Although rape is commonly used to describe acing a test, winning a fight or making light of a serious situation, it is a tragic, irreversible act of violence, committed against another person’s will. And as my FYCARE script reads: it is not sex. It is violence.
I am talking to you. As a University of Illinois student, you have most
likely taken the mandatory two hour-long workshop educating students about rape
and how to assist a survivor of sexual assault. At that time, however, it is unlikely you had been fully exposed to the culture that is glorified
through drug and alcohol abuse. Aside from that, there is a chance you overlooked it altogether, deciding it made you uncomfortable, or brushing it
aside as something you will never have to deal with yourself.
Take a look back at your college experience and decide for
yourself if you have ever had someone open up to you about feeling pressure to
do something they did not want to do, but felt forced. Or someone feeling obligated after accepting a drink from someone else. Or they felt guilty for not “putting out” after going to a date event with
someone. Chances are, due to the standards that are created through social
media, advertising and pop culture, one or more of these scenarios are easily
relatable to an instance in your own life. Absolutely all of these
scenarios have one thing in common: they are all a product of the rape culture
we live in. The number one takeaway is that it is okay to say no.
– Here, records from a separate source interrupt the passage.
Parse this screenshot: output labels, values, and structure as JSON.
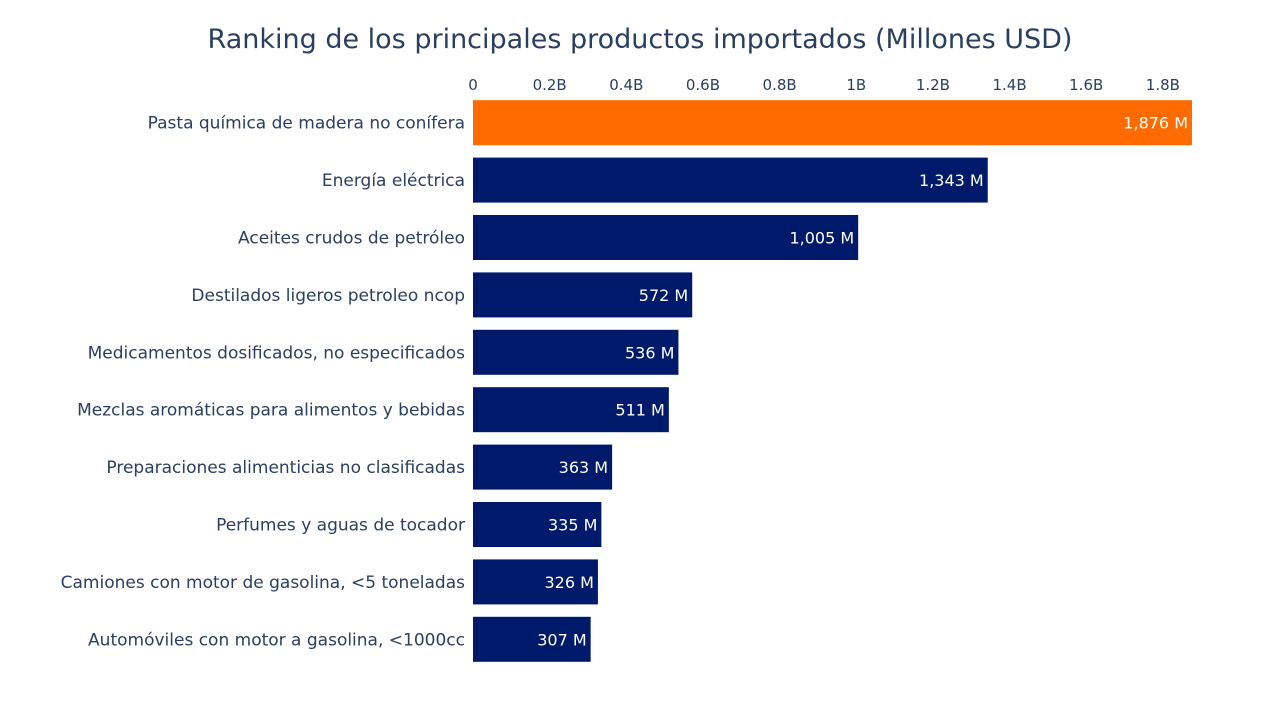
{
  "chart_data": {
    "type": "bar",
    "orientation": "horizontal",
    "title": "Ranking de los principales productos importados (Millones USD)",
    "xlabel": "",
    "ylabel": "",
    "xaxis_side": "top",
    "xlim": [
      0,
      1876
    ],
    "x_ticks": [
      {
        "value": 0,
        "label": "0"
      },
      {
        "value": 200,
        "label": "0.2B"
      },
      {
        "value": 400,
        "label": "0.4B"
      },
      {
        "value": 600,
        "label": "0.6B"
      },
      {
        "value": 800,
        "label": "0.8B"
      },
      {
        "value": 1000,
        "label": "1B"
      },
      {
        "value": 1200,
        "label": "1.2B"
      },
      {
        "value": 1400,
        "label": "1.4B"
      },
      {
        "value": 1600,
        "label": "1.6B"
      },
      {
        "value": 1800,
        "label": "1.8B"
      }
    ],
    "categories": [
      "Pasta química de madera no conífera",
      "Energía eléctrica",
      "Aceites crudos de petróleo",
      "Destilados ligeros petroleo ncop",
      "Medicamentos dosificados, no especificados",
      "Mezclas aromáticas para alimentos y bebidas",
      "Preparaciones alimenticias no clasificadas",
      "Perfumes y aguas de tocador",
      "Camiones con motor de gasolina, <5 toneladas",
      "Automóviles con motor a gasolina, <1000cc"
    ],
    "values": [
      1876,
      1343,
      1005,
      572,
      536,
      511,
      363,
      335,
      326,
      307
    ],
    "value_labels": [
      "1,876 M",
      "1,343 M",
      "1,005 M",
      "572 M",
      "536 M",
      "511 M",
      "363 M",
      "335 M",
      "326 M",
      "307 M"
    ],
    "bar_colors": [
      "#ff6b00",
      "#001a6b",
      "#001a6b",
      "#001a6b",
      "#001a6b",
      "#001a6b",
      "#001a6b",
      "#001a6b",
      "#001a6b",
      "#001a6b"
    ],
    "grid": false,
    "legend": "none"
  }
}
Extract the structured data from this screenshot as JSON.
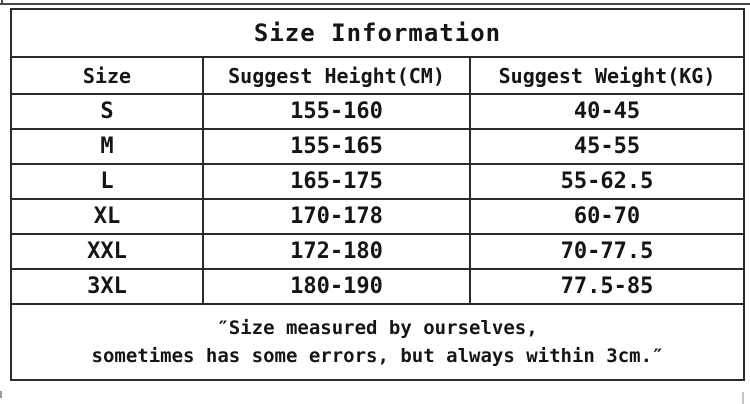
{
  "table": {
    "title": "Size Information",
    "columns": [
      "Size",
      "Suggest Height(CM)",
      "Suggest Weight(KG)"
    ],
    "rows": [
      [
        "S",
        "155-160",
        "40-45"
      ],
      [
        "M",
        "155-165",
        "45-55"
      ],
      [
        "L",
        "165-175",
        "55-62.5"
      ],
      [
        "XL",
        "170-178",
        "60-70"
      ],
      [
        "XXL",
        "172-180",
        "70-77.5"
      ],
      [
        "3XL",
        "180-190",
        "77.5-85"
      ]
    ],
    "note": {
      "line1": "″Size measured by ourselves,",
      "line2": "sometimes has some errors, but always within 3cm.″"
    },
    "colors": {
      "border": "#2a2a2a",
      "text": "#151515",
      "background": "#ffffff"
    }
  }
}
By all means, if you are interested in whomever was buying
you those vodka cranberries all night long, it is also okay to say yes. But, too
often, we are under the impression that accepting a drink is more than just that,
that it is some sort of transaction. Contrary to this popular belief, it is
absolutely, most certainly not. Sex is not a transaction. Sex is a gift given
purely by choice and through mutual consent between all parties involved. If
you are afraid that person will hate you for saying no after buying you all
those drinks, first of all, they do not seem like a very nice person. And second,
those dollar drinks -- or even the Trump fortune -- are not worth the slightest
next to what you choose to do with your body, and who you allow to be a part of that
experience.
Please, do not mistake this for being an anti-drinking, anti-partying rant. However,
alcohol is no excuse for poor judgment and taking control away from
another individual. As a FYCARE facilitator, I do my job because of how crucial
I think it is for everyone to open their eyes to these ideas we pass off as
norms, and realize that we all need to play a part in order to stop it from
continuing further and effecting more lives.
Not too long ago, I myself passed off with these pro-rape culture ideals as norms. After taking the CARE class (CHLH 199B), I am no longer that same individual. I see myself in a better light.
I want to get the message across that you should not be ashamed
of your body, whether it is slender, curvy, beefy or anything in between.
Do not be afraid to dress how you want or do what you want, as long as you are comfortable in your skin. We should never blame ourselves for something that happened
to us if it was out of our control. Be careful, be safe, but be yourself.
Guys, this goes for you, too. We are told that women are the only victims
of sexual assault, but that is totally false. One in 16 men are
sexually assaulted in their undergraduate career, and that is no reason for that
man to feel any less of a man than they are. It is not the victim’s fault, it is the perpetrator’s.
Thankfully, our university has several resources for every
student, whatever gender they identify with, to help a survivor cope with a
sexual assault, as well as provide resources to file a claim against the
perpetrator and everything in between. The Counseling Center, located in the
Turner Student Services building at the corner of Sixth and John, provides
counseling and other resources for survivors. The Women’s Resource Center,
located next to Coco Mero on Wright Street, is another great resource for help
and support and it is not just for women, it is available to anyone at all. R.A.C.E.S.,
or the Rape Advocacy, Counseling and Education Services, is also a great outlet
and offers an absolutely free 24/7 hotline service that can be reached at (217)
344-6604. All of these resources are confidential and free of
charge.
Although much more can be said on the topic of sexual
assault and rape culture, I wanted to delve into it and do a recap of
what students learn in FYCARE because it does not just end after a two-hour workshop.
Rape is something that needs to be talked about and
discussed, openly, to prevent it from happening. If you, or someone you know, is a survivor of sexual assault, remember that it is not the
victim’s fault and we are here to help. All of us need to do our part in ending
rape culture. You can start by only using the word in its proper context.